African forest carbon loss hotspots monitored at high speed
The success of international commitments to stop tropical deforestation by 2030, made by the Glasgow Leaders’ Declaration on Forests and Land Use, depends on suitable information on where, when and why forests are changing. A new study, led by Wageningen University & Research, provides a continentally comprehensive dataset on carbon losses in Africa’s rainforest at a higher speed and in much more spatial detail than ever before. For the first time, hotspots of forest carbon loss – an indicator of deforestation – can be tracked monthly.
Forest carbon monitoring efforts have evolved in the past few years, which can help analyse where forest areas are being disturbed. However, limited details about location and time hinder their usefulness for tracking collective progress towards forest-specific climate mitigation goals. This particularly is an issue for Africa’s humid forest changes that remain poorly understood and quantified.

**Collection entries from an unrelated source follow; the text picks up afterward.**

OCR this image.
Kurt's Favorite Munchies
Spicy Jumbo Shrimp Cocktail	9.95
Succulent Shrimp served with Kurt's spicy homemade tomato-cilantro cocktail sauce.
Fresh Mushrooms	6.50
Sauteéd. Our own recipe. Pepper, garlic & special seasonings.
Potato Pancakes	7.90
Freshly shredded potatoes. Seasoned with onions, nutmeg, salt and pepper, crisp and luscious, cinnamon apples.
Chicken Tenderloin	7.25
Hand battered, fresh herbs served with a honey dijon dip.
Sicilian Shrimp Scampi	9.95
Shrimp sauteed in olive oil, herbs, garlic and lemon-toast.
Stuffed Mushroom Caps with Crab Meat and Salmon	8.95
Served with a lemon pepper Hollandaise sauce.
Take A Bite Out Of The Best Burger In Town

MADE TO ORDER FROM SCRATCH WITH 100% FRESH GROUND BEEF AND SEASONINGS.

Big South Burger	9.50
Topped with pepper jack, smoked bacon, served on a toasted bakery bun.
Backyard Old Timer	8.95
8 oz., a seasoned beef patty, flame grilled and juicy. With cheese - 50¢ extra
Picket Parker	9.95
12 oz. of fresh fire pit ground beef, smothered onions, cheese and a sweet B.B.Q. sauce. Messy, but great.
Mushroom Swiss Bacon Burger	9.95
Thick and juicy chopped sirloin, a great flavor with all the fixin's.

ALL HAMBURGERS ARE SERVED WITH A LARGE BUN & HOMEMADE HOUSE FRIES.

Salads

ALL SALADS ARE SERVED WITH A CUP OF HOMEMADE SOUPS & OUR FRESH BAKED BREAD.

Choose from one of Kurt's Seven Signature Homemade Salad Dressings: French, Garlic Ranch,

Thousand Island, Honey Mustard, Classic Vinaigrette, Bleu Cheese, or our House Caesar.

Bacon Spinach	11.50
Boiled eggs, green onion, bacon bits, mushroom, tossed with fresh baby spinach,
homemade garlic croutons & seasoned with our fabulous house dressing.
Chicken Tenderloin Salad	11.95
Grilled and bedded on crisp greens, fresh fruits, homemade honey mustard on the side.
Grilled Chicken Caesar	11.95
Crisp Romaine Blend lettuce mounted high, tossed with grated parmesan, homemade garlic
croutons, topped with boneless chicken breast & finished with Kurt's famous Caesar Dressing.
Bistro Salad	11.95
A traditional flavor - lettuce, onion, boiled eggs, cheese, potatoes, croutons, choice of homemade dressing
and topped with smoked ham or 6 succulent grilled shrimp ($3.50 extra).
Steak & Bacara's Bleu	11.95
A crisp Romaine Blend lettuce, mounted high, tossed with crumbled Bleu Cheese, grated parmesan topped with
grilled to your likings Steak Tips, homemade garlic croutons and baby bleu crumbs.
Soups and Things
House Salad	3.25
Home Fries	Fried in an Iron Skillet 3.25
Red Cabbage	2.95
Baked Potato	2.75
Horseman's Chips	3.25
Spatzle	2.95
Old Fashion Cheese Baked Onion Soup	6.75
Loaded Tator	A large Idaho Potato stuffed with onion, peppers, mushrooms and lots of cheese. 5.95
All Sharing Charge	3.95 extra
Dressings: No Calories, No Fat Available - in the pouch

Near-real-time carbon loss monitoring
In the new study published in Nature Communications recently, researchers have used near-real-time forest disturbance alerts based on all-weather satellite radar data (for which cloud coverage is no obstacle). The research team combined this information with a new and spatially detailed global map of the distribution of forest biomass. Dr Johannes Reiche, Associate Professor of Wageningen University & Research: “With this method, we have identified hotspots of when and where carbon loss occurs throughout the year. We analysed this in 23 countries during 2019 and 2020. For example, we found that 75% of the total annual carbon loss in the Central African Republic happened within the first three months of 2020, while Madagascar lost 89% of the carbon within the last five months of the same year.”
Temporal variability in local carbon loss is caused by different drivers of forest disturbance. The researchers found that countries like Cameroon, Liberia, Nigeria, the Central African Republic and Madagascar showed a clear dry-wet seasonal variation in carbon loss per year. On the other hand, due to their latitudinal extent, the Republic of the Congo and the Democratic Republic of the Congo exhibited two dry-wet season variations per year with varying intensities. Reiche: “This seasonal variation can be explained by higher accessibility to forests during the dry months. Activities related to smallholder agriculture and logging are then more feasible than in the wet season when many roads become inaccessible.”
Enhancing countries’ capacities to track progress
Detailed spatiotemporal mapping of carbon loss creates opportunities for a much more transparent, timely, and efficient assessment of forest carbon changes. For example, at the level of specific activities affecting forests, such as tracking or prioritising interventions on the ground. But also for more rapid greenhouse gas emission estimation, or large-area comparative analysis, the new approach can help to increase the frequency and awareness of forest carbon information. It can be easily adapted to add new datasets, and also be expanded globally. Reiche: “In that way, it can provide a benchmarking approach that will enhance countries’ capacities to track their progress towards the goals of the Glasgow Declaration, as well as the Paris Agreement.”